XMITIP does have NLS support thanks to several individuals outside the US who 
provided it. The info is in the distributed PDS and while it may not be ideal 
doc it is a start.


Lionel B. Dyck <sdg><
Website: http://www.lbdsoftware.com

"Worry more about your character than your reputation.  Character is what you 
are, reputation merely what others think you are." - John Wooden

-----Original Message-----
From: IBM Mainframe Discussion List <IBM-MAIN@LISTSERV.UA.EDU> On Behalf Of 
Paul Gilmartin
Sent: Thursday, May 9, 2019 3:40 PM
To: IBM-MAIN@LISTSERV.UA.EDU
Subject: Re: z/OS SMTP Question - solved

> 
Silly rule.  PITA, in fact; Shouldn't need to encode text/plain.

OK.  You appear to be sending via NJE, not Internet.  What if the sender were a 
non-IBM system (e.g.
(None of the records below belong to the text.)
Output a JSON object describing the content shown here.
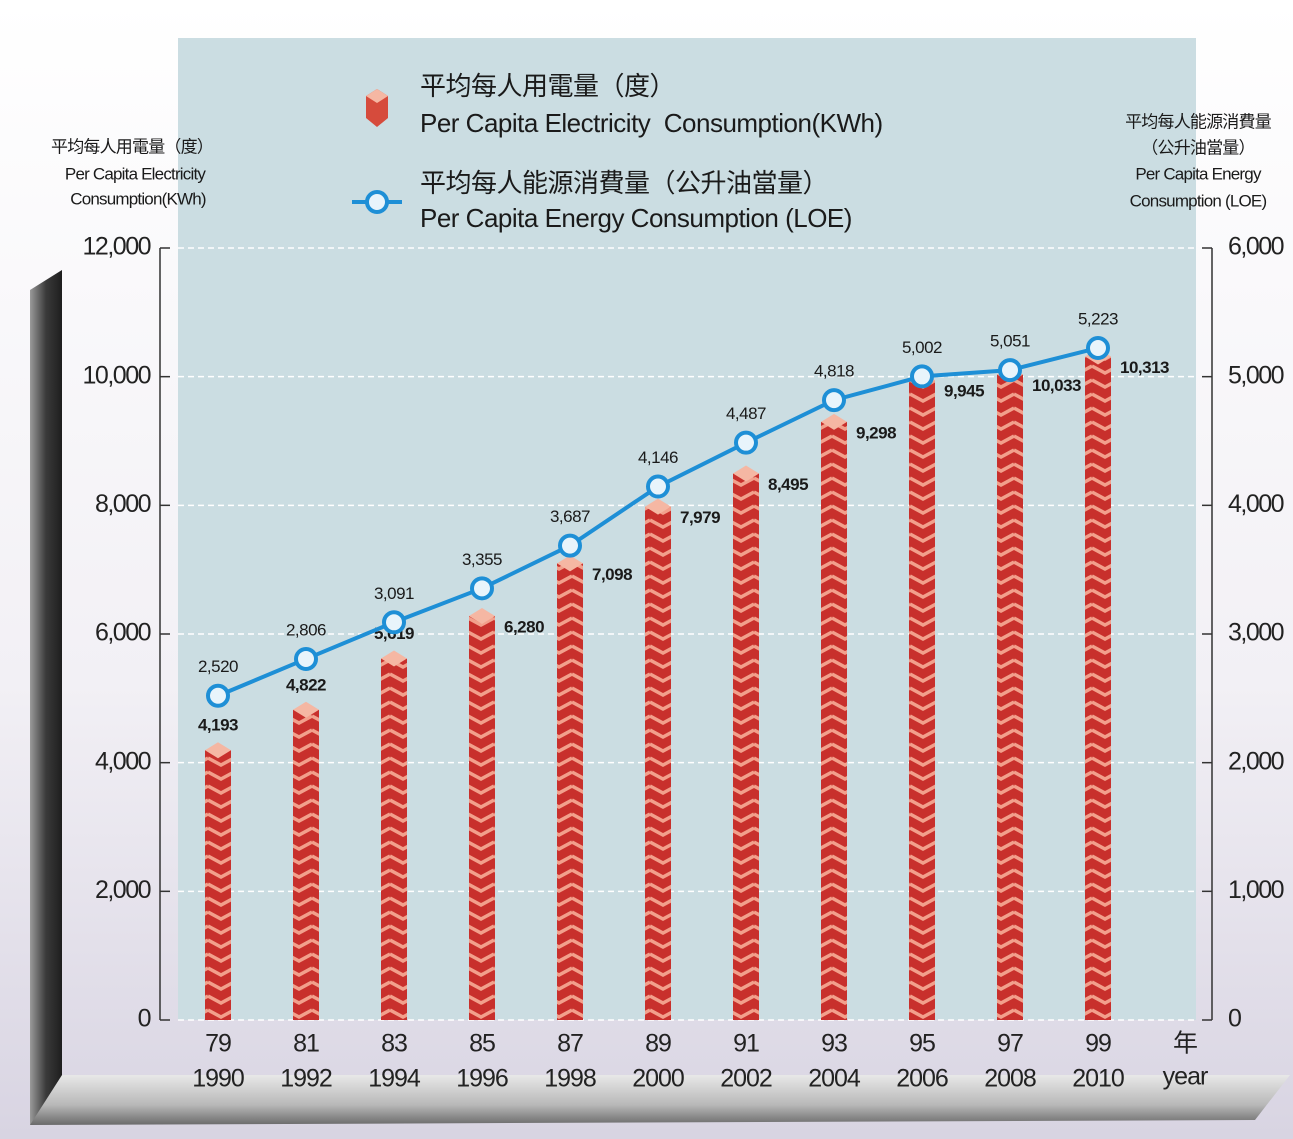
{
  "chart_data": {
    "type": "bar_line",
    "ylabel": [
      "平均每人用電量（度）",
      "Per Capita Electricity",
      "Consumption(KWh)"
    ],
    "y2label": [
      "平均每人能源消費量",
      "（公升油當量）",
      "Per Capita Energy",
      "Consumption (LOE)"
    ],
    "xlabel": [
      "年",
      "year"
    ],
    "categories": [
      "79",
      "81",
      "83",
      "85",
      "87",
      "89",
      "91",
      "93",
      "95",
      "97",
      "99"
    ],
    "categories_ad": [
      "1990",
      "1992",
      "1994",
      "1996",
      "1998",
      "2000",
      "2002",
      "2004",
      "2006",
      "2008",
      "2010"
    ],
    "series": [
      {
        "name": "平均每人用電量（度）",
        "name_en": "Per Capita Electricity  Consumption(KWh)",
        "type": "bar",
        "color": "#c8302c",
        "axis": "y",
        "values": [
          4193,
          4822,
          5619,
          6280,
          7098,
          7979,
          8495,
          9298,
          9945,
          10033,
          10313
        ],
        "value_labels": [
          "4,193",
          "4,822",
          "5,619",
          "6,280",
          "7,098",
          "7,979",
          "8,495",
          "9,298",
          "9,945",
          "10,033",
          "10,313"
        ]
      },
      {
        "name": "平均每人能源消費量（公升油當量）",
        "name_en": "Per Capita Energy Consumption (LOE)",
        "type": "line",
        "color": "#1e8fd6",
        "axis": "y2",
        "values": [
          2520,
          2806,
          3091,
          3355,
          3687,
          4146,
          4487,
          4818,
          5002,
          5051,
          5223
        ],
        "value_labels": [
          "2,520",
          "2,806",
          "3,091",
          "3,355",
          "3,687",
          "4,146",
          "4,487",
          "4,818",
          "5,002",
          "5,051",
          "5,223"
        ]
      }
    ],
    "ylim": [
      0,
      12000
    ],
    "yticks": [
      0,
      {
        "value": 2000,
        "label": "2,000"
      },
      {
        "value": 4000,
        "label": "4,000"
      },
      {
        "value": 6000,
        "label": "6,000"
      },
      {
        "value": 8000,
        "label": "8,000"
      },
      {
        "value": 10000,
        "label": "10,000"
      },
      {
        "value": 12000,
        "label": "12,000"
      }
    ],
    "y2lim": [
      0,
      6000
    ],
    "y2ticks": [
      0,
      {
        "value": 1000,
        "label": "1,000"
      },
      {
        "value": 2000,
        "label": "2,000"
      },
      {
        "value": 3000,
        "label": "3,000"
      },
      {
        "value": 4000,
        "label": "4,000"
      },
      {
        "value": 5000,
        "label": "5,000"
      },
      {
        "value": 6000,
        "label": "6,000"
      }
    ],
    "grid": true
  }
}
Linux) which knows only Internet?  I've done this in the 
distant past, as the CMS recipient.  But things may have changed:
o Internet is ASCII-based.  How can you be sure the same ASCII<=>EBCDIC
  code pages are used by both sender and recipient; crucial for binary files
  such as NETDATA and .zip.  (But base64 inoculates against most hazards.)
  The XMITIP doc says precious little about which code pages are used/presumed.
  is that worth a RCF?  Can the user control this, something like SBDATACONN?
o "validate the sending userid"  Is this new practice, (not in my ancient 
memory)?
  I certainly got mail from strangers.  Does this rule apply only to NJE?